While there is generally a 12 to 24-month lag between when a new technology is incorporated and when it shows up in litigation, the ability to make prompts discoverable is likely a key sign of generative AI’s relevance in future litigation.

E-Discovery Bad Behavior

Early negotiations between parties for deciding search terms in their electronically stored information (ESI) protocols can mean the difference between a relatively smooth legal process and a tedious one full of delays.

But such negotiations aren’t always easy.

“Improper and untimely objections to discovery requests and general objections with no idea what these requests apply to … [have been] just coming up over and over again these days,” said Stephanie Clerkin, Director of Litigation Support at Korein Tillery. “[Additionally] there’s a lot of fighting—even at the protocol stage … about documents known to be responsive, even if they don’t hit on search terms.”

Clerkin said she recently experienced a two-hour dispute with opposing counsel due to “tactics” like issuing delays around ESI protocols to the point where “we have to ask them for extensions.”

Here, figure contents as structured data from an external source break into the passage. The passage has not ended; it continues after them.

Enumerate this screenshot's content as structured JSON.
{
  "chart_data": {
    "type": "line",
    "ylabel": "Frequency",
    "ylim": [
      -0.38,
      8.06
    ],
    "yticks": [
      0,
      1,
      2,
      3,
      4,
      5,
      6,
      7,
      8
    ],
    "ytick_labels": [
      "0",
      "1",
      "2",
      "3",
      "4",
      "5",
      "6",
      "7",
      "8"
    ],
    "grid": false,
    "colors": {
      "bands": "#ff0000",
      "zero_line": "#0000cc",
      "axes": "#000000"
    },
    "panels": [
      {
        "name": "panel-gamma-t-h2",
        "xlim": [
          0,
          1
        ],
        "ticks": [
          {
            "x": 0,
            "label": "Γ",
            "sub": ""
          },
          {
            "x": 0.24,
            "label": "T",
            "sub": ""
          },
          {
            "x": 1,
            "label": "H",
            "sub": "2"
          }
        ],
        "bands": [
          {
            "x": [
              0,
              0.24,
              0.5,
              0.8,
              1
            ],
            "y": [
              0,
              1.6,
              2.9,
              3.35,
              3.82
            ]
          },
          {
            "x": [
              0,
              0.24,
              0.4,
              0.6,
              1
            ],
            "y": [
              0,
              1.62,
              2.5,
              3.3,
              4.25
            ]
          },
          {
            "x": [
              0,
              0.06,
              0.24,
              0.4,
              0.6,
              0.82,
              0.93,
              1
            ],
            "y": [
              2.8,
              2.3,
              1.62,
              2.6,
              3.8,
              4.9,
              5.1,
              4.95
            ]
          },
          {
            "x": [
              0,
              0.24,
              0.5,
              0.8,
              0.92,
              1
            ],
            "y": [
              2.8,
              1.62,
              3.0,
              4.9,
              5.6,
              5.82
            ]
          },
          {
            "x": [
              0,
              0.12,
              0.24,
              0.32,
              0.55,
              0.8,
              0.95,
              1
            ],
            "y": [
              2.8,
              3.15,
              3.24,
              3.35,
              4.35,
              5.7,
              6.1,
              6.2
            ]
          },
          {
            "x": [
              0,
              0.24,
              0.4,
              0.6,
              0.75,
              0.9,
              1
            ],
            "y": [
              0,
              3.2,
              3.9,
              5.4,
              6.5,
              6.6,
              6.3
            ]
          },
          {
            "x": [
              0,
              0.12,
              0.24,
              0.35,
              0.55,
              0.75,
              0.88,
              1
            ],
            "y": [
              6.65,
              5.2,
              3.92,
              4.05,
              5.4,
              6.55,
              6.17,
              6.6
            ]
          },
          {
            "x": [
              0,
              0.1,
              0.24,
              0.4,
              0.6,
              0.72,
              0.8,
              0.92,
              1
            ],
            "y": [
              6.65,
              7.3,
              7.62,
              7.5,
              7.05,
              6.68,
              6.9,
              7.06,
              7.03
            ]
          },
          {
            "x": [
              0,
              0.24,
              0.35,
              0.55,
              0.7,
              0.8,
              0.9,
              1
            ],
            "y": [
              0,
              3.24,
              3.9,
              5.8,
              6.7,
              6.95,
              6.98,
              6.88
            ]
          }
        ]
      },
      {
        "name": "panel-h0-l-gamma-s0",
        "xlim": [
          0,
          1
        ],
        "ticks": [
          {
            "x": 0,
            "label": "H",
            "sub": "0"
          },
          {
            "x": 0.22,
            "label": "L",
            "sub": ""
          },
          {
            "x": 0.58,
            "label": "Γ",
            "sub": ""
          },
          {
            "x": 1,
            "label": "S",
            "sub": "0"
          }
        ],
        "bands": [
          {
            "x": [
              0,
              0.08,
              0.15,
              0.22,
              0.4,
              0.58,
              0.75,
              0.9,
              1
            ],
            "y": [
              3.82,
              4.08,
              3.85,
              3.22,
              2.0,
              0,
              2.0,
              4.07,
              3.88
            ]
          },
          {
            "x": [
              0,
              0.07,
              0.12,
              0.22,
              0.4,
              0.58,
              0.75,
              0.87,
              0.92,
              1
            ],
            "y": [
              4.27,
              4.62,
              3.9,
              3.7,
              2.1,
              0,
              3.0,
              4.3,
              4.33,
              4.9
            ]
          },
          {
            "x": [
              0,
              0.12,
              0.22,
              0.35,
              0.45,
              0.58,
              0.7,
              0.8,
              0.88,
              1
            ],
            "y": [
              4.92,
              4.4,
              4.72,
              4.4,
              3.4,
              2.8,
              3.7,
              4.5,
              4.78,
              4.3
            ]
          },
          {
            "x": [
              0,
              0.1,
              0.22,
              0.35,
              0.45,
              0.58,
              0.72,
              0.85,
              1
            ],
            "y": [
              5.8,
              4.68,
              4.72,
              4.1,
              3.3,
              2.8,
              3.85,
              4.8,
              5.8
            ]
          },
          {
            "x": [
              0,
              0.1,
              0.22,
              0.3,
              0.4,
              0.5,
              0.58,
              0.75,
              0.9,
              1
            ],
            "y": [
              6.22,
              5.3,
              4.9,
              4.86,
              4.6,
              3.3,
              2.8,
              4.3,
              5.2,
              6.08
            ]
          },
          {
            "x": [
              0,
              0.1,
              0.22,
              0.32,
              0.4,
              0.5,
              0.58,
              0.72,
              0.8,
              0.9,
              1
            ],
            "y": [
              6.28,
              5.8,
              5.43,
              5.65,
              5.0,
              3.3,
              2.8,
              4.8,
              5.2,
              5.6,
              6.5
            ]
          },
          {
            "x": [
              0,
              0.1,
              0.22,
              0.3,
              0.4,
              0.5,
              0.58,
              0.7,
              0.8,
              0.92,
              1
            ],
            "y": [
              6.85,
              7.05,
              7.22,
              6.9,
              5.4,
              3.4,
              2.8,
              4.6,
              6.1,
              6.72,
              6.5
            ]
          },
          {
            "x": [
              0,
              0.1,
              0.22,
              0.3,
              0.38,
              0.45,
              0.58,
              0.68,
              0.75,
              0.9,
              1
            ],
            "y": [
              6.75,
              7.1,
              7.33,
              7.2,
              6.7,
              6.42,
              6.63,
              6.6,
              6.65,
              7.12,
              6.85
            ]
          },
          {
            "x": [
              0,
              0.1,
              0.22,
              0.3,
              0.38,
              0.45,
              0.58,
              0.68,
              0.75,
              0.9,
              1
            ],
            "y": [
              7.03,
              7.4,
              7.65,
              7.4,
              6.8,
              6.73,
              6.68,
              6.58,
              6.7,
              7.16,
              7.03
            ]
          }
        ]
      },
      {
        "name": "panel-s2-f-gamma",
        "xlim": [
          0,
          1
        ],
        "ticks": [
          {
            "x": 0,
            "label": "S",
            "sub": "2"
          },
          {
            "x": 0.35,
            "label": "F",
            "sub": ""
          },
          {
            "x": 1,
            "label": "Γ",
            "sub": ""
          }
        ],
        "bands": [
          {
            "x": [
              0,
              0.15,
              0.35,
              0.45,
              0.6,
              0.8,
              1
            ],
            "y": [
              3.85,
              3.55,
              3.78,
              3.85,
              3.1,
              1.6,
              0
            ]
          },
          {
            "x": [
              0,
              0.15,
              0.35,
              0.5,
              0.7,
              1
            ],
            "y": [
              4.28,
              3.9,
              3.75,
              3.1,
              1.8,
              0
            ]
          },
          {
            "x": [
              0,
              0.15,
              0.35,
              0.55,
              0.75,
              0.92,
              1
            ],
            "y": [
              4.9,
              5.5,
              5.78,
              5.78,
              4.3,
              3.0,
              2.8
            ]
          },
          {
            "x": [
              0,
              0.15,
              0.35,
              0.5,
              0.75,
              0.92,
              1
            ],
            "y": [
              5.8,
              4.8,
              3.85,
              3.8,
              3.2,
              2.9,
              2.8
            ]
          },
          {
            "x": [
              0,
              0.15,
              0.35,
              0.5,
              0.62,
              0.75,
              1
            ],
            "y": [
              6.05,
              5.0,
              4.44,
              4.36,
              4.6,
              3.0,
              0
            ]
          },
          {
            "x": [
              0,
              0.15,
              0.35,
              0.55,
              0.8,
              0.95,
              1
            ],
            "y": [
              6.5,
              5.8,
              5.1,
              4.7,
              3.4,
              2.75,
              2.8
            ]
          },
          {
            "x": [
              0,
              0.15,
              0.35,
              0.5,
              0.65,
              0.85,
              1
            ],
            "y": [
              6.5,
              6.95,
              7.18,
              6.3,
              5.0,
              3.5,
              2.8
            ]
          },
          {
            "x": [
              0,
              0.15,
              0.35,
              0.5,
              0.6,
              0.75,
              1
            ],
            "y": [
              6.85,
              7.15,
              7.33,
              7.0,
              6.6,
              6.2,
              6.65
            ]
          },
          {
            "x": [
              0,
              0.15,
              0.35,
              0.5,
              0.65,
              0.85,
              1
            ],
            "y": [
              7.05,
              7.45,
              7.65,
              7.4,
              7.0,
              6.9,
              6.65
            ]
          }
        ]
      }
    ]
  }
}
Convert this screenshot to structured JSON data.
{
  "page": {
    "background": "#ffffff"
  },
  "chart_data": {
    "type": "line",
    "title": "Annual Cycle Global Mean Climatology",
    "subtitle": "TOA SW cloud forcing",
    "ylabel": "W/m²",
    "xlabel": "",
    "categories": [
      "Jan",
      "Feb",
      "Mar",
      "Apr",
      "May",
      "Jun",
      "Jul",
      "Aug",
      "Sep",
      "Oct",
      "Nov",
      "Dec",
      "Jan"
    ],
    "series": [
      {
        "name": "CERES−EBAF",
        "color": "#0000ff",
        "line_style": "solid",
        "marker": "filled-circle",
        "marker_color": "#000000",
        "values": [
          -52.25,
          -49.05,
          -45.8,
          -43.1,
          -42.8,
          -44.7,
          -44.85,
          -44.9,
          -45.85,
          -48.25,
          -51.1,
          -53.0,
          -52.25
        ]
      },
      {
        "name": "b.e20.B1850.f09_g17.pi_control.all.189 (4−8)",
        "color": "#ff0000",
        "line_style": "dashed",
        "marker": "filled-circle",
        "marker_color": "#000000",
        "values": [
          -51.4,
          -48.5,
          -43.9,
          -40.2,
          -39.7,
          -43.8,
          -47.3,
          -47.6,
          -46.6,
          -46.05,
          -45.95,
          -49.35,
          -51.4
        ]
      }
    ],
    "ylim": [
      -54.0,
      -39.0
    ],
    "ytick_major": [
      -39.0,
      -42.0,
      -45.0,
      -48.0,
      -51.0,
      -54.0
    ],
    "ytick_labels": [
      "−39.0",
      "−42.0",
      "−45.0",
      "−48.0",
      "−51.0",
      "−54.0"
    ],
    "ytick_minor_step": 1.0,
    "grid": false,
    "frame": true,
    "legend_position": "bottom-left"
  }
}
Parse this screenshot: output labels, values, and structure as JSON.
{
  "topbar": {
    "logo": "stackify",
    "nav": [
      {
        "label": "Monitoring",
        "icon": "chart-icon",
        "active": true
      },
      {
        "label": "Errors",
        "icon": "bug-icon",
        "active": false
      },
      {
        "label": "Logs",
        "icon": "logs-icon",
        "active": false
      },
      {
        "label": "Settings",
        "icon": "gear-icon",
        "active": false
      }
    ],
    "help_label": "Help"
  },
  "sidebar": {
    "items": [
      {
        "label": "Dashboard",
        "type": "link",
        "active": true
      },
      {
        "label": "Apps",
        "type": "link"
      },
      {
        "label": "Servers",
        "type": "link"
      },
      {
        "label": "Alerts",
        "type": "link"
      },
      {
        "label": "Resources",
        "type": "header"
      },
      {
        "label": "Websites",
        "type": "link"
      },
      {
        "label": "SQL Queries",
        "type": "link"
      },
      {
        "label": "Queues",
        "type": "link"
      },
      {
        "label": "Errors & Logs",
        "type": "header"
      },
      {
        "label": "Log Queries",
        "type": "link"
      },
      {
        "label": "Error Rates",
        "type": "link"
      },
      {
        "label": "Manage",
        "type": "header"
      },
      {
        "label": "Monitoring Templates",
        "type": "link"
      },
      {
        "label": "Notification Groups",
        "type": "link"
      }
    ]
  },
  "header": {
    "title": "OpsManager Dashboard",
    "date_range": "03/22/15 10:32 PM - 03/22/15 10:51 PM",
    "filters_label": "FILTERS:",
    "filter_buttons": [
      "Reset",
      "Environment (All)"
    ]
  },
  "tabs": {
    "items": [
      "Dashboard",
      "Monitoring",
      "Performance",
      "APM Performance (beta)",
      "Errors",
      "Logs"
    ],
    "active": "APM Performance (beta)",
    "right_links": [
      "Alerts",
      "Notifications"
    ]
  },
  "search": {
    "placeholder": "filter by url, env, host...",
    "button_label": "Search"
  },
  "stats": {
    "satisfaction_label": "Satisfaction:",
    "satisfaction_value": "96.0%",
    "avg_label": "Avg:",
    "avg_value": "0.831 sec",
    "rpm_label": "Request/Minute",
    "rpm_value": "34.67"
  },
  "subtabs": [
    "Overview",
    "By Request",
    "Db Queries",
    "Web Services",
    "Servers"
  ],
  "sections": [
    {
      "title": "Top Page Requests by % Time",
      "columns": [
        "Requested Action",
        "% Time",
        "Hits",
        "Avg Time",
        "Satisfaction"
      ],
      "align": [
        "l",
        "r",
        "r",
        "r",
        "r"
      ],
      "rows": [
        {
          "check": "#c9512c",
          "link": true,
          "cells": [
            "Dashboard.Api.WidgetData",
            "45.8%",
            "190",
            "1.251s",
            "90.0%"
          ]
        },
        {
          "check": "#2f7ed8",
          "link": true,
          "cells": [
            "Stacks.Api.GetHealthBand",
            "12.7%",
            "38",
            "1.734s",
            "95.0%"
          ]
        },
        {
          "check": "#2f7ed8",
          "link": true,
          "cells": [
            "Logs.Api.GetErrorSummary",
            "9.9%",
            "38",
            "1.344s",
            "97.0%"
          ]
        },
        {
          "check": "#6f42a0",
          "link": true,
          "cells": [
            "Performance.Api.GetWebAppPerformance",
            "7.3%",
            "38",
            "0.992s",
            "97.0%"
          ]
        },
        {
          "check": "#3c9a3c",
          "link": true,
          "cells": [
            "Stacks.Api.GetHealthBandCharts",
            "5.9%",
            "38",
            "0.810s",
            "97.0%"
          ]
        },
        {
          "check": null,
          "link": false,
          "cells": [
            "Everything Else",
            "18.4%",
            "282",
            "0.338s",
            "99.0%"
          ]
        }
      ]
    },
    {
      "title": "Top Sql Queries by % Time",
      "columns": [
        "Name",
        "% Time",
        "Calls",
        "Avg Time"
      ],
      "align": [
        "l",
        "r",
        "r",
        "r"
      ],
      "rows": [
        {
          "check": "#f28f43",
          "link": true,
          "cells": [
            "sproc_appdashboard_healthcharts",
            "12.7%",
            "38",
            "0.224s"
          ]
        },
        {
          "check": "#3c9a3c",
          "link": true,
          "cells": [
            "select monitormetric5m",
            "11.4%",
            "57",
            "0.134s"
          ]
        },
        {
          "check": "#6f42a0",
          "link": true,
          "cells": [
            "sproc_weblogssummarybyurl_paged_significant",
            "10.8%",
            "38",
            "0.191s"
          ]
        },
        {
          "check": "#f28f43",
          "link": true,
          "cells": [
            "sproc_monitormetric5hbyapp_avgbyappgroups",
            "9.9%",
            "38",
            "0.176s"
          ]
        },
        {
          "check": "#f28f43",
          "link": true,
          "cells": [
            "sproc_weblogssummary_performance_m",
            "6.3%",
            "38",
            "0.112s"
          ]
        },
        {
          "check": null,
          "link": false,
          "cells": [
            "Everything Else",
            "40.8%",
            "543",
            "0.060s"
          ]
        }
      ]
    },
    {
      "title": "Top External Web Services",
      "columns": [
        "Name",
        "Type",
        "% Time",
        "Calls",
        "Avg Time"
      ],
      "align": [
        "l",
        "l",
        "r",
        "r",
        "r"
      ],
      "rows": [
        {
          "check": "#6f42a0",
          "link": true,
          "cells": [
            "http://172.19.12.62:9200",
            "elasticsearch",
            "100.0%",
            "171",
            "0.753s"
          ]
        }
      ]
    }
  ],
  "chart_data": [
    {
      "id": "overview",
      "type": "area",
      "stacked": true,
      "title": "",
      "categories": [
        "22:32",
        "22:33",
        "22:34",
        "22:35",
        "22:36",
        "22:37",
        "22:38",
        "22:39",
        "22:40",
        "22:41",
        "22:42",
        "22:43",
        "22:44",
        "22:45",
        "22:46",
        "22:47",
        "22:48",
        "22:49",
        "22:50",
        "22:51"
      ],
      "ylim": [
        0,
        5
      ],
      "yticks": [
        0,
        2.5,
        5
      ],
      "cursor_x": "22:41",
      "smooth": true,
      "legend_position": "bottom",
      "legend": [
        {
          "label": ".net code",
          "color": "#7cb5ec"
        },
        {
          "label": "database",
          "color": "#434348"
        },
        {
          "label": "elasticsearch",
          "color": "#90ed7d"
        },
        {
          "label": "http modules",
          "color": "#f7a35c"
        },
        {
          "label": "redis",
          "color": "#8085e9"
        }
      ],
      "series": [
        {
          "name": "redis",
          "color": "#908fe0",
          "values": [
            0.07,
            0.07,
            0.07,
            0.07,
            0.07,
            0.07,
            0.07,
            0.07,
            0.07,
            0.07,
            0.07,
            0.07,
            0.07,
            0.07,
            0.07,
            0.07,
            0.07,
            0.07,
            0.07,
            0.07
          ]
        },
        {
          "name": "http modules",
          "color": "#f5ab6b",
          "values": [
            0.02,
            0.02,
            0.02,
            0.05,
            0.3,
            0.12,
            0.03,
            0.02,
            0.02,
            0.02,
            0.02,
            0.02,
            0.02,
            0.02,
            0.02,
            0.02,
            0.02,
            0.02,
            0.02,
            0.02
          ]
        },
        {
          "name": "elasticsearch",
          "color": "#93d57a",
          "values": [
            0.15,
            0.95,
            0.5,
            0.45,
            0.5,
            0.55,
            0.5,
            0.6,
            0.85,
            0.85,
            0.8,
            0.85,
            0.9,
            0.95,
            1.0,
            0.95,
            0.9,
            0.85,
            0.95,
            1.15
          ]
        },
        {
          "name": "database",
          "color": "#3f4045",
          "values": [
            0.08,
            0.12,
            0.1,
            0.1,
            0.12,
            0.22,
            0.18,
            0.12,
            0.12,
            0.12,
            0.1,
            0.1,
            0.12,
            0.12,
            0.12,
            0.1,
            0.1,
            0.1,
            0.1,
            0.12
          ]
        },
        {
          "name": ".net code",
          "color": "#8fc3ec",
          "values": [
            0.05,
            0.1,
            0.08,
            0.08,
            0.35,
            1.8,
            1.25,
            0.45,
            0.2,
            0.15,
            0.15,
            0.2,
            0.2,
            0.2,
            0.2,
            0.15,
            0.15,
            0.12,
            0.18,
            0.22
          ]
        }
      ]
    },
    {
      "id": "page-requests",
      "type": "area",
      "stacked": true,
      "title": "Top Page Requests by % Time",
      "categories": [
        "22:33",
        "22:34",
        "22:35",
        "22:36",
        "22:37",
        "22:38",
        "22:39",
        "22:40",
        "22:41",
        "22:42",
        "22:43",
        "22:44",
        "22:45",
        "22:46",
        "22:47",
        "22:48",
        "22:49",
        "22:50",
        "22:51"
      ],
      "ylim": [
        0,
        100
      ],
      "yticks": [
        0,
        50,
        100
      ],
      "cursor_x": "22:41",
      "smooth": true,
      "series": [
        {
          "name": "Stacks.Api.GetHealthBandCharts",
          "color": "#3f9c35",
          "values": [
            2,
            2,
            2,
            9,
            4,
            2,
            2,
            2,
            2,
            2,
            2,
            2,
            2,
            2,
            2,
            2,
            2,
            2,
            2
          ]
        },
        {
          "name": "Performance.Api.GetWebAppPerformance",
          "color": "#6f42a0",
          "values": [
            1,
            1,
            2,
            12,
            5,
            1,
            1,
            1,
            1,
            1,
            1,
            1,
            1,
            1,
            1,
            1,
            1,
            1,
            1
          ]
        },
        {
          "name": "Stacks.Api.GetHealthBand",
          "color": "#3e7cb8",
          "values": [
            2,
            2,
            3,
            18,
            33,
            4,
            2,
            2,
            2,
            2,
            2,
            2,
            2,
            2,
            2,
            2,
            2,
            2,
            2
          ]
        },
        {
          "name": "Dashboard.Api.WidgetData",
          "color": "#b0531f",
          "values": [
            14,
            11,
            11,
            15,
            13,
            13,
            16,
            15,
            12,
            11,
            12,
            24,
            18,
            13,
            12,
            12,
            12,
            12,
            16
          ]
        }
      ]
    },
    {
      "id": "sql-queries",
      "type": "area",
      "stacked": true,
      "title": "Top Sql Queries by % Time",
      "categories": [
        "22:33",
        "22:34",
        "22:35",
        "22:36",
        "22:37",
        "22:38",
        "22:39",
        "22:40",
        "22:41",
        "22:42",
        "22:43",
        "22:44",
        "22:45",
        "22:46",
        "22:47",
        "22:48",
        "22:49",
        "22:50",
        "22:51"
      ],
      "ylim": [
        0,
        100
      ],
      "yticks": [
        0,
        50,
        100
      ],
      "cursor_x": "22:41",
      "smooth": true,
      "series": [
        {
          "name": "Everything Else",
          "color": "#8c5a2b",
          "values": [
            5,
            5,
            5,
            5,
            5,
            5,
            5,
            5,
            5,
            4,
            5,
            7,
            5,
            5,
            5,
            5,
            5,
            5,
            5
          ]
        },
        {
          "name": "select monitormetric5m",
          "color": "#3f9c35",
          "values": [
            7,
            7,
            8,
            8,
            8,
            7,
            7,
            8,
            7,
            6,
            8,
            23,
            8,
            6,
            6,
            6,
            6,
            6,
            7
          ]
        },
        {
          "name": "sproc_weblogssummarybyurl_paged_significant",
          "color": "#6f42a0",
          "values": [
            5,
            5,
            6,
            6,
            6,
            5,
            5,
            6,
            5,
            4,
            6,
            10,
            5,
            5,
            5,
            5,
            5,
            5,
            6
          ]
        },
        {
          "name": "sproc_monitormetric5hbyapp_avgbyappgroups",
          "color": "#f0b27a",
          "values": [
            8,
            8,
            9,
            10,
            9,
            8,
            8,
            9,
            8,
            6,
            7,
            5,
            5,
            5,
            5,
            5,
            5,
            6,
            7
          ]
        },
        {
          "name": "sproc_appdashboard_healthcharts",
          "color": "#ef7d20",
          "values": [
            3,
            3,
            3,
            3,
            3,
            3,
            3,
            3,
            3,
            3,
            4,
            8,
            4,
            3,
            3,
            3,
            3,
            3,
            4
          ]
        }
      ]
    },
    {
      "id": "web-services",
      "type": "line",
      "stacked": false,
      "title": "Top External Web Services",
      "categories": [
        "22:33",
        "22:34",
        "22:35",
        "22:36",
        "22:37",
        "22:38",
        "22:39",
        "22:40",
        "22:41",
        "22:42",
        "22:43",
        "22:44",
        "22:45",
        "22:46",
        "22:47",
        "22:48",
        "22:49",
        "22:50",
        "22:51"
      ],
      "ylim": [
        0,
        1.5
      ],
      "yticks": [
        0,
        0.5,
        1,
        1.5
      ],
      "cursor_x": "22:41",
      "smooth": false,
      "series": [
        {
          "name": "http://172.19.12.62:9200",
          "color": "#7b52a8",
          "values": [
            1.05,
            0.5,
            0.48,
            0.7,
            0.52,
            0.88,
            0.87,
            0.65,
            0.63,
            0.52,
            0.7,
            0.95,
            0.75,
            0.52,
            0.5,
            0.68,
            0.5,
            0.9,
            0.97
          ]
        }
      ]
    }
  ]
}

She cited Relativity discovery counsel and legal education director David Horrigan’s article on the matter as examples of key “e-discovery bad behavior.” Per the article, such behavior can include: “‘Puffing up’ document production with non-responsive documents. … Improperly stamping all documents ‘Confidential,’ including press releases and publicly available Securities and Exchange Commission (SEC) documents, … [and] refusing to produce relevant documents,” among other things.